As he approaches actual graduation day, he has a few more items on his agenda to complete the process. When asked why he kept at it after the set backs, he said he decided that he had brought it this far, he might as well take it all the way.
Bierman has lofty goals for his life. He says he has always wanted to serve his country since he was young and his academic abilities allowed him enter the academy.
He plans on majoring in history at the academy and when he graduates he will be commissioned as a Second Lieutenant with a minimum five year commitment to the Army. He says he plans to make a career of the Army and won't retire until he earns rank as a General. During his career he would like to be able to go to countries like Thailand, Italy and China.
He says his mom was a little apprehensive about his decision to join the military but has come around. His dad was very proud of him and would be no matter what he decided to do. Bierman's family doesn't have an extensive military history but his grandfather did serve in the Navy during the Korean War.

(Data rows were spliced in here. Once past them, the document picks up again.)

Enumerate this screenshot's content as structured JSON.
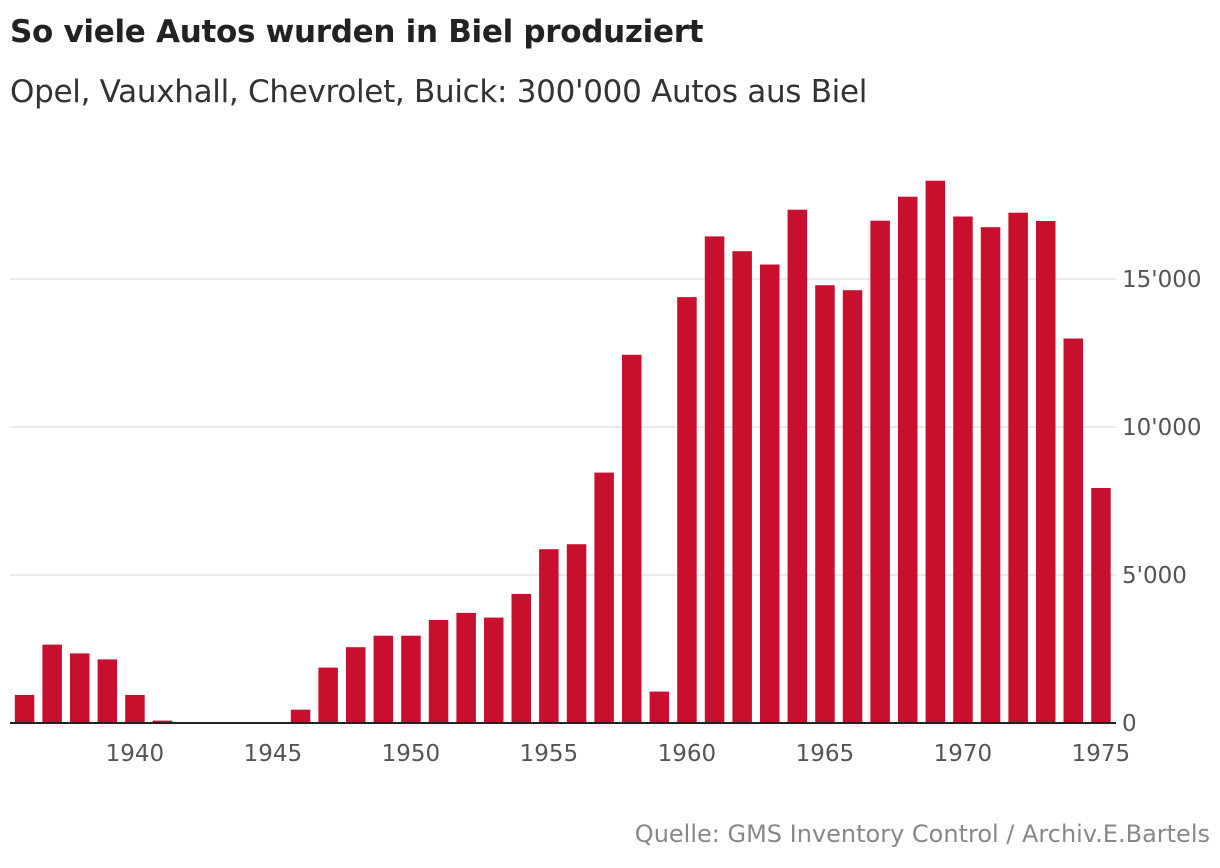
{
  "chart_data": {
    "type": "bar",
    "title": "So viele Autos wurden in Biel produziert",
    "subtitle": "Opel, Vauxhall, Chevrolet, Buick: 300'000 Autos aus Biel",
    "source": "Quelle: GMS Inventory Control / Archiv.E.Bartels",
    "xlabel": "",
    "ylabel": "",
    "categories": [
      1936,
      1937,
      1938,
      1939,
      1940,
      1941,
      1942,
      1943,
      1944,
      1945,
      1946,
      1947,
      1948,
      1949,
      1950,
      1951,
      1952,
      1953,
      1954,
      1955,
      1956,
      1957,
      1958,
      1959,
      1960,
      1961,
      1962,
      1963,
      1964,
      1965,
      1966,
      1967,
      1968,
      1969,
      1970,
      1971,
      1972,
      1973,
      1974,
      1975
    ],
    "values": [
      950,
      2650,
      2350,
      2150,
      950,
      80,
      0,
      0,
      0,
      0,
      450,
      1870,
      2560,
      2950,
      2950,
      3480,
      3720,
      3560,
      4360,
      5870,
      6040,
      8460,
      12440,
      1060,
      14390,
      16440,
      15940,
      15490,
      17340,
      14790,
      14620,
      16970,
      17780,
      18320,
      17110,
      16750,
      17240,
      16960,
      12990,
      7940
    ],
    "x_ticks": [
      "1940",
      "1945",
      "1950",
      "1955",
      "1960",
      "1965",
      "1970",
      "1975"
    ],
    "y_ticks": [
      "0",
      "5'000",
      "10'000",
      "15'000"
    ],
    "y_tick_values": [
      0,
      5000,
      10000,
      15000
    ],
    "ylim": [
      0,
      19000
    ],
    "grid": true,
    "bar_color": "#c8102e"
  }
}
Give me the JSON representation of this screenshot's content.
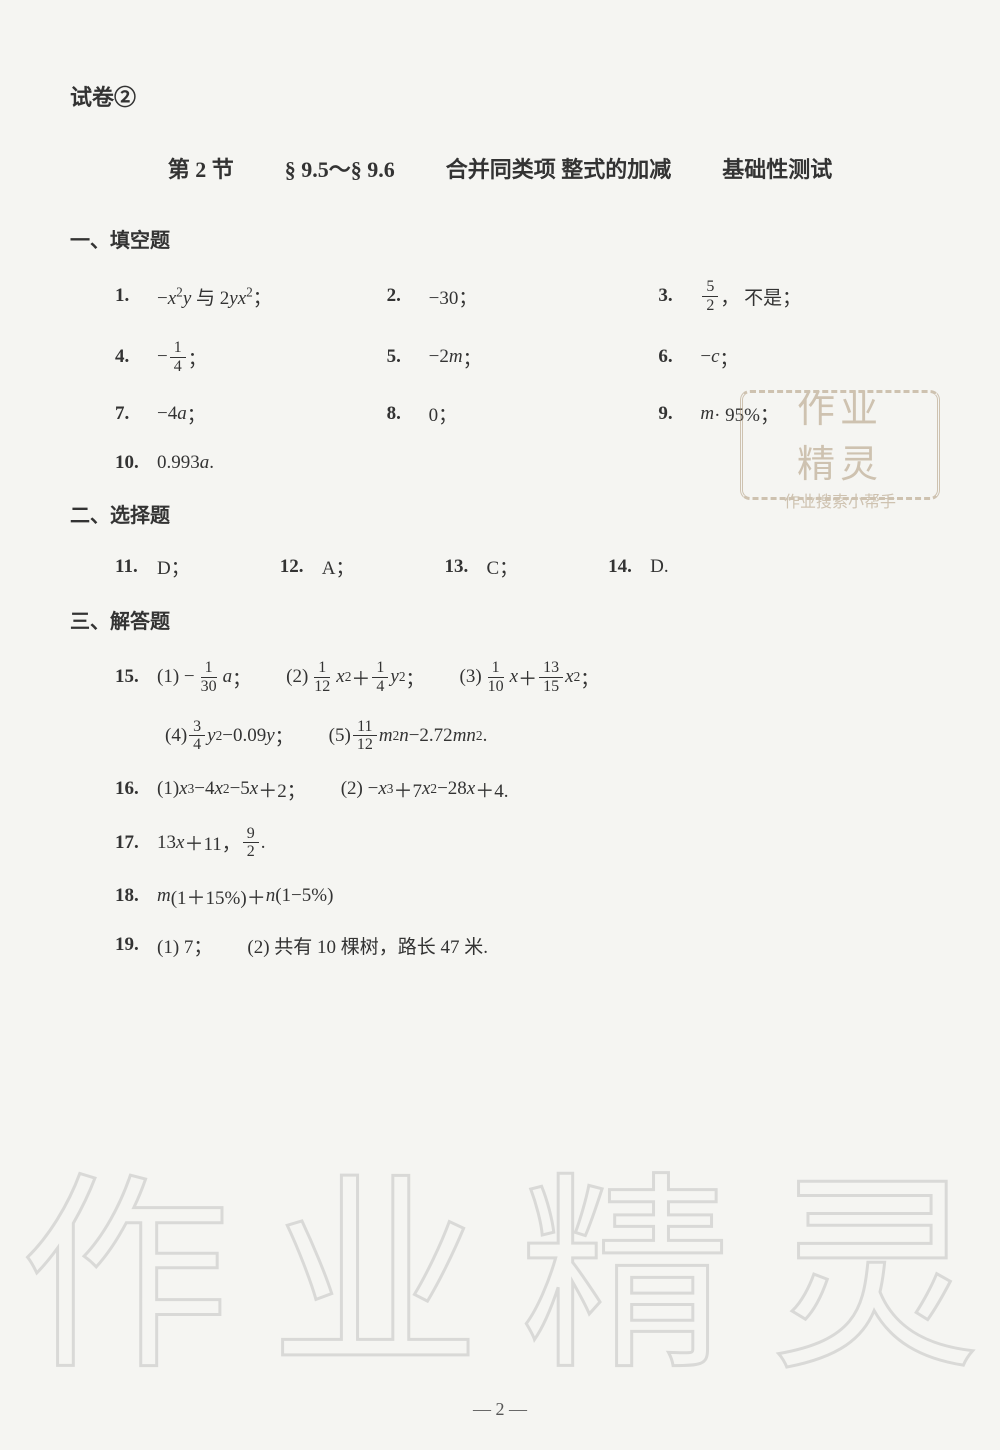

Bierman says it will be tough not spending what would have been his senior year with his friends and family. He did, however, say, "I am looking forward to being challenged in an environment where people depend on each other." He loves the thought of teamwork and working toward common goals.
He also says that he has been working on developing some better study habits because he knows college courses will be quite different than high school. He knows academics will not come to him as easily as they have in high school. The experience will not all be serious and academics. He says he is looking forward to being able to see the ocean.